Member of Parliament, Rajya Sabha
- In office 1968–1980
- In office 1984-1990
- Constituency: Karnataka

Personal details
- Born: 1905
- Died: 24 October 2004 (aged 98–99)
- Party: Indian National Congress
- Spouse: Shankaramma

= Kollur Mallappa =

Indian politician

Kollur Mallappa, also referred to as Malappa Lingappa Kollur (1905 – 24 October 2004) was the first President of Hyderabad Pradesh Congress Committee, prior to the merger of Hyderabad state into Andhra Pradesh. He was a Member of Parliament from Raichur, now in Karnataka for several terms. He was a mentor of the late Indian Prime Minister P. V. Narasimha Rao, several leaders like Virendra Patil, Shivraj Patil, S.B. Chavan and G. Venkataswamy, etc. He founded the Kuruba Sangham and the Kuruba hostel in Hyderabad.

== Life ==
Mallappa was born in 1905 in a Kannada Kuruba Gowda community and joined the Indian National Congress in 1935 following a visit to Sabarmati Ashram along with his associate Janardhana Desai. The two met Mahatma Gandhi. He took an interest in Gandhian constructive activities and was the agent for the sale of cotton and woollen khadi and the popularisation of Hindi.

== Political life ==
Mallappa was elected to the Hyderabad State Assembly from Surpur in Kalaburagi district in 1952 Hyderabad Legislative Assembly election. After the reorganisation of the State, he was elected to the Mysore Assembly in 1957 from Sedam. He joined the Bhoodan movement started by Vinoba Bhave. He was also a Member of Parliament representing Karnataka in the Rajya Sabha, the upper house of India's Parliament as a member of the Indian National Congress and had close ties with Indira Gandhi. Mallappa was responsible for getting the Congress party nomination to the former Chief Minister of Karnataka, N. Dharam Singh, and the then Union Minister for Water Resources, M. Mallikarjun Kharge, to contest the Assembly elections in 1972. He was the Minister for Industries and Commerce in Karnataka from 1957 to 1962. He was defeated by Vidyadhar Guruji Sayanna, from Gurmitkal in 1962 Mysore Legislative Assembly elections.

== Hyderabad Karnataka Gandhi ==
In 1941, the Nizam's government arrested him and he was jailed. He represented the Hyderabad State Congress in the August 1942 Mumbai session of the party where the Quit India call was given. The day after the country gained independence in 1947, his wife Shankaramma died.
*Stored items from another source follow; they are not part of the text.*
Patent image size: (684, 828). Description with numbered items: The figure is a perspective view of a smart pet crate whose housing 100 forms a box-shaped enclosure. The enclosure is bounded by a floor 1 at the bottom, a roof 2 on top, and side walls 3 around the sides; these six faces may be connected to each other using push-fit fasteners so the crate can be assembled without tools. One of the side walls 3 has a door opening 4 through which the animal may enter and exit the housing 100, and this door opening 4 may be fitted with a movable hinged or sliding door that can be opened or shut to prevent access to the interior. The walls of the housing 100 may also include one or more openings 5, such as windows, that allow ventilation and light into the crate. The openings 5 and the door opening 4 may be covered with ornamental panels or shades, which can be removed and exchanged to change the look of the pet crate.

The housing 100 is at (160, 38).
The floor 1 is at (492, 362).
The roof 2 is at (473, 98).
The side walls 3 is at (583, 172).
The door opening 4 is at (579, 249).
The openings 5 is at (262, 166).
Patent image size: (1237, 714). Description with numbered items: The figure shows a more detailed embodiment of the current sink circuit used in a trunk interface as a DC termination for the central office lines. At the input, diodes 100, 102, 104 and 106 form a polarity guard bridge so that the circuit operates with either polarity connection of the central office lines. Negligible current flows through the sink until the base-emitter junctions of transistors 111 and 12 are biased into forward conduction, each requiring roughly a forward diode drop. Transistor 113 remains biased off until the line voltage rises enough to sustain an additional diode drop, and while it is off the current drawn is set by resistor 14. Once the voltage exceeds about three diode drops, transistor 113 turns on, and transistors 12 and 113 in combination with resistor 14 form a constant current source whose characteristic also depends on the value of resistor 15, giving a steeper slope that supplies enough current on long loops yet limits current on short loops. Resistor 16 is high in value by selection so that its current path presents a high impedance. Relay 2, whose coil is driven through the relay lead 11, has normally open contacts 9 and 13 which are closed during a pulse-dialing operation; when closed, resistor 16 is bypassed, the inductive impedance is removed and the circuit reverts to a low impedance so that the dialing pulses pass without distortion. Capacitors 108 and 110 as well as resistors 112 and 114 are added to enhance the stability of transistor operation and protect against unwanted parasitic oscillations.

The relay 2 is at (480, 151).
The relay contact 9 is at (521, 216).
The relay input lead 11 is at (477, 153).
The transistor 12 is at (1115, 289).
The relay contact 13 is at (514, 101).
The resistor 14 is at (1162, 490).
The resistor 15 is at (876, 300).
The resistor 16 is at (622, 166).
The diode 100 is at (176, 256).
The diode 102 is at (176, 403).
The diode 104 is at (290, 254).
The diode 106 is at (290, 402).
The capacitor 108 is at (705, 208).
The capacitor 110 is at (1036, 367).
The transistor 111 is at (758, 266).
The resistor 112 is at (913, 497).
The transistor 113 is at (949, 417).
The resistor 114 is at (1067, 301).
But that did not deter him from taking part in the celebrations. Mallappa had the distinction of being elected President of the Hyderabad State Congress. He also fought against the Razakars of Hyderabad. Kollur Mallappa had a son called Rajashekar Kollur, who was elected as a Member of Parliament and his sons called Sanjeev Kollur and Pavan Kollur, and two daughters Vijaylakshmi & Jayalakshmi Kollur. His daughter named Thayamma and her two children called C Prabhakar and C Jagadish with their respective children live in Bangalore Roopesh, Vaishnavi, Raghav.
Kollur Mallappa also had one brother called Ishwarappa Kollur and his sons called Dasharath Kollur & Dr Amaresh Kollur, his son Adarsh Kollur, and his wife Manjula Kollur.

==Political Party==
He was associated with Indian National Congress for most of his career and joined the Congress (R), the faction supported by Indira Gandhi when S. Nijalingappa and others parted ways by forming Indian National Congress (Organisation) in 1969. Later in the 1970's the name Congress (R) evolved to Indian National Congress (I) the 'I' stands for Indira and gradually Congress (I) became Indian National Congress as Congress (O) merged with Janata Party.

== Death ==
Mallappa, aged 99 years, died at the Bowring and Lady Curzon Hospital in Bangalore on 24 October 2004 after a prolonged illness.
He was one of the last links with the Congress of Mahatma Gandhi's days and the freedom struggle. He is best remembered for giving up his claim to the office of Chief Minister in 1972 when the Indian National Congress was returned to power with a thumping majority and instead installing D. Devaraj Urs as Chief Minister. He was at that time a member of the Congress Working Committee.

== Memorial ==
On 20 February 2017 Congress leader Mallikarjun Kharge said the CM of Karnataka Siddaramaiah has accepted his demand to build a memorial for Mallappa in Yadgir. On 16 March 2017 the government announced the construction of the memorial.